第46話 サラ&フィオナvs巨大スライム
サラはスライムの弾幕を避けていた。このスライムはサラを敵として認識したらしく、飲み込もうとしてくる。それをサラは高スピードで避け続けていた。
とは言ってもサラには手足が二本ずつしかないのに対し相手のスライムは不定形腕を百本でも生やすことができ全てへの対応は厳しくなっていく。
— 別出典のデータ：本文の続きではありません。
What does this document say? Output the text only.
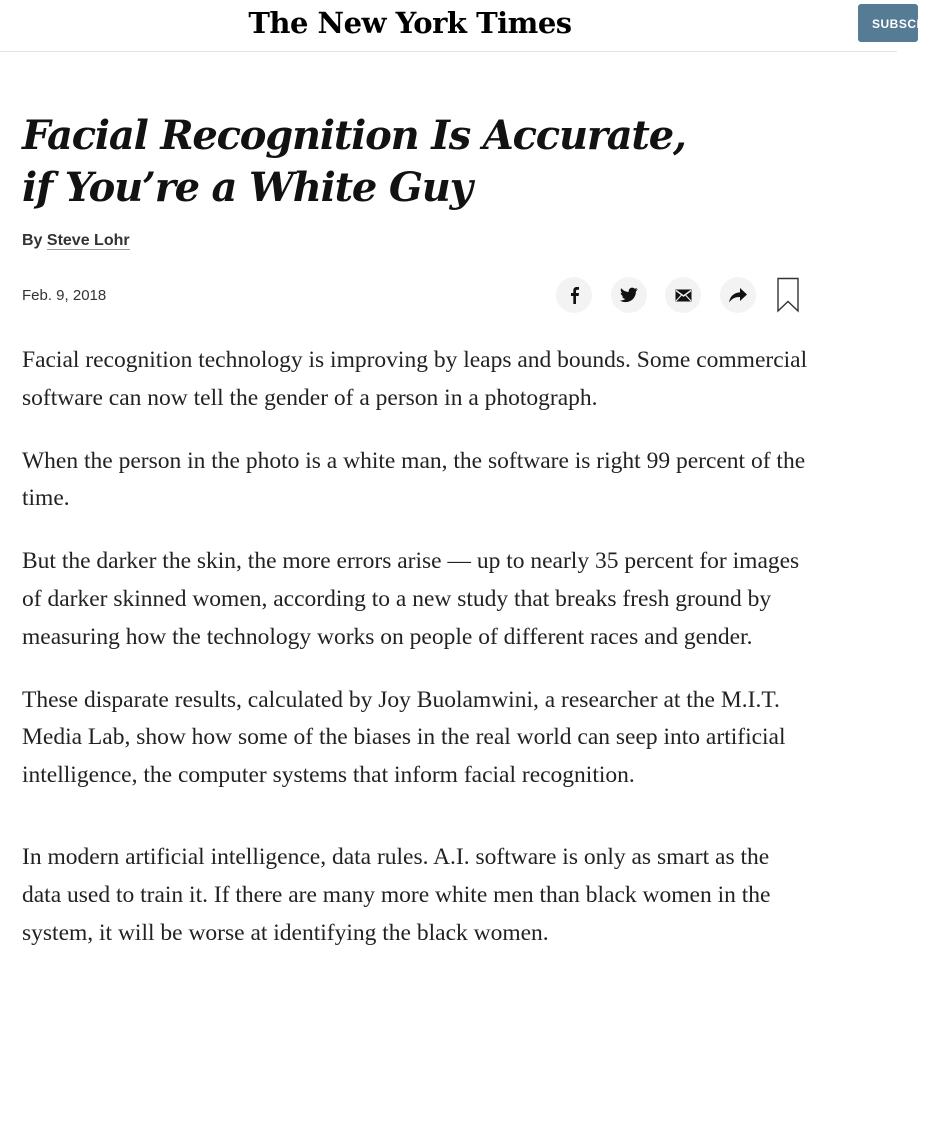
The New York Times	SUBSCRIBE
Facial Recognition Is Accurate,
if You’re a White Guy
By Steve Lohr
Feb. 9, 2018

Facial recognition technology is improving by leaps and bounds. Some commercial software can now tell the gender of a person in a photograph.

When the person in the photo is a white man, the software is right 99 percent of the time.

But the darker the skin, the more errors arise — up to nearly 35 percent for images of darker skinned women, according to a new study that breaks fresh ground by measuring how the technology works on people of different races and gender.

These disparate results, calculated by Joy Buolamwini, a researcher at the M.I.T. Media Lab, show how some of the biases in the real world can seep into artificial intelligence, the computer systems that inform facial recognition.

In modern artificial intelligence, data rules. A.I. software is only as smart as the data used to train it. If there are many more white men than black women in the system, it will be worse at identifying the black women.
サラは一本の触手を見逃してしまった。爆速の触手が襲い来る。
「くっ!」
「これでも食らいなさい!」
後方から魔導砲の一撃が飛んでくる。
それはすぐにスライムの触手を吹き飛ばした。
「フィオナありがと!」
「サラ気を付けなさい。このスライムは触れたものを溶かすわ!これで消化する気ね」
フィオナの警告を聞き足元を見るとスライムを被っている所だけ草が剥げている。
「りょ!フィオナも気を付けて」
「分かったわ!魔法技師として強いスライムを体感してみたかったのよ」
「興味が行き過ぎて死なないようにね……」
サラは苦笑した。
一般的にスライムは最悪素人でも倒せることが多い低ランクの魔物とされているが、それは小型で知恵の無い一般スライムの場合である。今二人の目の前にいるスライムなど大きい種に関しては難易度が跳ねあがる。自由自在に形を変え、心臓部である核を瞬時に移動させることができ、更に種類によっては体液自体が強力な毒や酸になっていることもあり、舐めてかかれば逆に足元をすくわれることになりかねないのだ。
「ねぇ。このスライム厄介すぎ!何回核が動くん!」
「そうねぇ……この手のスライムは凍らせれば核が固定できるわ。今冷凍弾を撃つわ!」
フィオナは冷凍弾を魔導砲にセットする。
「これは企画が合えば複数の種類の弾を撃ち分けられるのよ。いちいち詰め直すのが面倒だけどね!」
そう言ってフィオナは弾を撃ち込んだ。途端にスライムは凍っていく。
「よしこれで全部凍っていくはずよ!」
フィオナはドヤ顔をするが……
「フィオナ上!」
サラが叫んだ。慌てて上を見るとそこにはスライムの食指が……あまりにも大きすぎて凍るのにも時間がかかってしまうらしい。
「なっ……」
フィオナはそのまま飲み込まれてしまった。
「あっ……フィオナ。入って一番新人なのに亡くなっちゃって……」
サラは目に涙を浮かべる。先ほど彼女が言った通りならこの酸で彼女の身体は溶けてしまっているだろう。
いや、それは彼女が一般人であった場合だ。
「何よサラ!アンタに弔辞を読まれるいわれは無いわよ!」
フィオナは生きていた。片手に缶を握りながら……
「はぁ……スライム研究用にこの薬品持ってて良かったわ……」
彼女の手には強アルカリ性の薬品があった。それは単体では毒だが強酸に放り込むと違う。酸を中和し中性の無害な液体に変えることができるのだ。
「さぁサラ!とっととやっちゃいなさいよ!」
いつの間にかフィオナの上部に核があった。
「りょーかい!」
サラは飛び掛かりスライムに短剣を刺す。しかしスライムも残った少ない身体で何とか抵抗しようとする。しかし……
「雷撃!」
サラの体内電気を短剣を通じて注入する。スライムを構成する液体は電導性だった。すぐに身体中に電気が流れそれは核にも直撃、核は砕け散ったのだった。
「はぁ……終わったね」
「うん。始めて組んだ割りには上手くできたわね」
「でもウチがいるのに後ろからバンバン打つのは反則じゃね?」
「アタシがいるのに電撃放った人に言われたくないわねぇ」
二人は静かに苦情を言いあった。何はともあれこれで一体目の魔物は討伐できたのだった。